The combo of belongings biased against shares and extra successful overseas direct funding (FDI) and liabilities biased against bonds, whose rates of interest are decrease, has enabled France to generate certain funding source of revenue for 20 years (Chart 2).

It’s exactly this example, function of the US (for this nation it’s associated with the dominant position of the greenback), that we qualify as over the top privilege. France may finance its spending by means of borrowing from the remainder of the sector, however with out paying the prices. Debt conserving by means of foreigners, particularly French public debt, is the counterpart to direct funding out of the country by means of French multinationals, whose returns are upper, and is admittedly an excessive amount of of a French privilege.

file 20251104 56 7gkbs0.png?ixlib=rb 4.1

Web overseas place (at the ordinate) and steadiness of internet funding source of revenue (at the abscissa) as a % of GDP. FR for France, USA for United States, DE for Germany, IT for Italy, UK for United Kingdom, ES for Spain. PEN – Web exterior place. OECD, Writer supplied (no reuse) Funding source of revenue

Web inflows of funding source of revenue proceed as of late regardless of the new upward push in rates of interest, the latter being the larger charges on debt securities.

Web source of revenue from overseas direct investments (FDI) stays certain and critical – about 76 billion euros. The steadiness of source of revenue from portfolio investments is unfavourable as of late and quantities to 39 billion euros, virtually two times up to by means of 2022 (Chart 3).

The upward thrust in rates of interest is especially noticeable for different investments. Their obvious go back averages 3.5% in 2024, in comparison to 0.8% on moderate within the 2010s. Such a lot in order that hobby in different investments has worsened (-24 billion euros in 2024). On the other hand, yields on debt securities stay less than the ones on overseas direct funding (FDI).

So the funding source of revenue stays certain total, at +0.5% of GDP.

file 20251114 66 vyv1pb.png?ixlib=rb 4.1

The writer supplied (with out reuse) Business steadiness development

In contrast to the US, France presentations a balanced present account. That is the case in 2024, but additionally in 2021 and 2019, i.e. all 5 years out of doors the disaster (chart 4). The buildup of present account deficits all through 2000 and 2010 ended in the deterioration of France’s exterior place, however that is now not the case within the closing length.

These days, the business steadiness is with reference to equilibrium, with the excess in products and services offsetting the deficit in items. The steadiness of the present account is now not because of the over the top French privilege and the funding source of revenue it generates, however to an development within the steadiness of products and products and services.

file 20251114 56 s3emsp.png?ixlib=rb 4.1

Writer supplied (no reuse)

The partial aid of the over the top French privilege, related to the new build up in rates of interest, does no longer entail an exterior sustainability possibility associated with France’s unfavourable internet exterior place.

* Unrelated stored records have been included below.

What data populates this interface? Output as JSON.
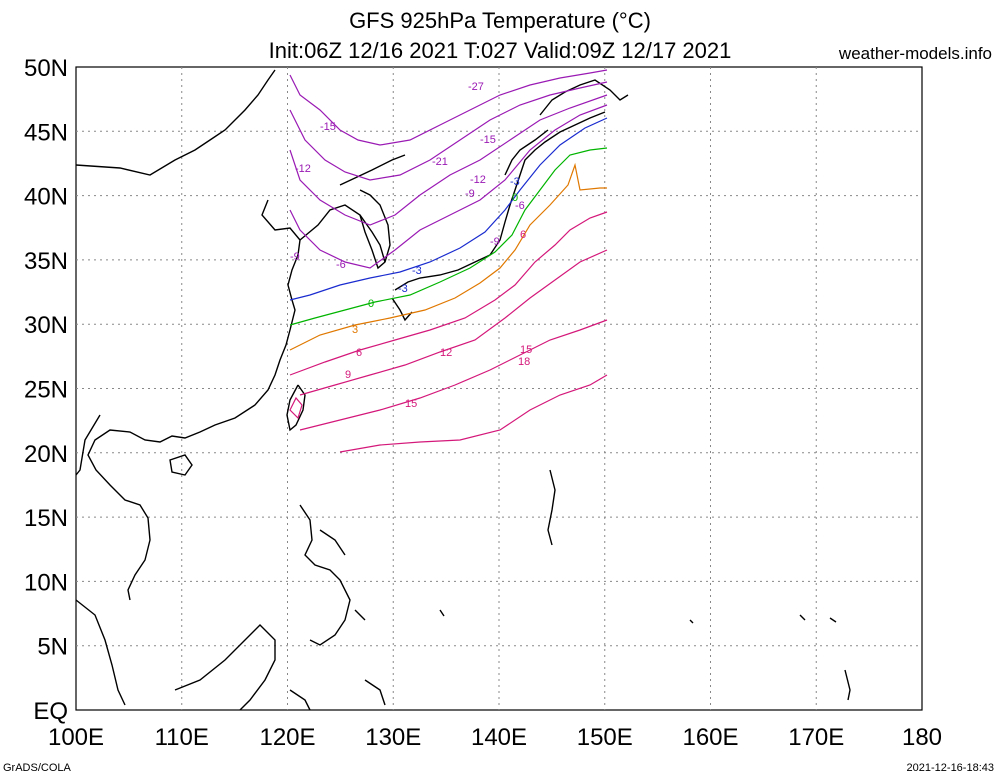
{
  "title_line1": "GFS 925hPa Temperature (°C)",
  "title_line2": "Init:06Z 12/16 2021 T:027 Valid:09Z 12/17 2021",
  "site": "weather-models.info",
  "footer_left": "GrADS/COLA",
  "footer_right": "2021-12-16-18:43",
  "map": {
    "lon_ticks": [
      "100E",
      "110E",
      "120E",
      "130E",
      "140E",
      "150E",
      "160E",
      "170E",
      "180"
    ],
    "lat_ticks": [
      "EQ",
      "5N",
      "10N",
      "15N",
      "20N",
      "25N",
      "30N",
      "35N",
      "40N",
      "45N",
      "50N"
    ],
    "lon_range": [
      100,
      180
    ],
    "lat_range": [
      0,
      50
    ],
    "grid": "dotted",
    "contour_units": "°C",
    "colors": {
      "cold": "#9a1ab4",
      "freeze_minus3": "#1a2ccf",
      "zero": "#00b400",
      "plus3": "#e07800",
      "warm": "#d4187a",
      "coast": "#000000"
    },
    "contour_labels": [
      "-27",
      "-21",
      "-15",
      "-15",
      "-12",
      "-12",
      "-9",
      "-9",
      "-9",
      "-6",
      "-6",
      "-3",
      "-3",
      "-3",
      "0",
      "0",
      "3",
      "6",
      "6",
      "9",
      "12",
      "15",
      "15",
      "18"
    ]
  }
}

The French funding construction of belongings and liabilities continues to generate certain internet source of revenue, regardless of the unfavourable place. The present account steadiness is balanced in 2024 (in addition to in non-crisis years from 2019).

As a reminder, on the morning time of the Eurozone disaster in 2010, Greece’s internet exterior place used to be -100% of GDP and its present account deficit used to be 10% of GDP, -107% and -10% respectively for Portugal, and -90% and -4% for Spain. Some distance from France’s -23% internet exterior place, close to present account steadiness and over the top French privilege in 2024.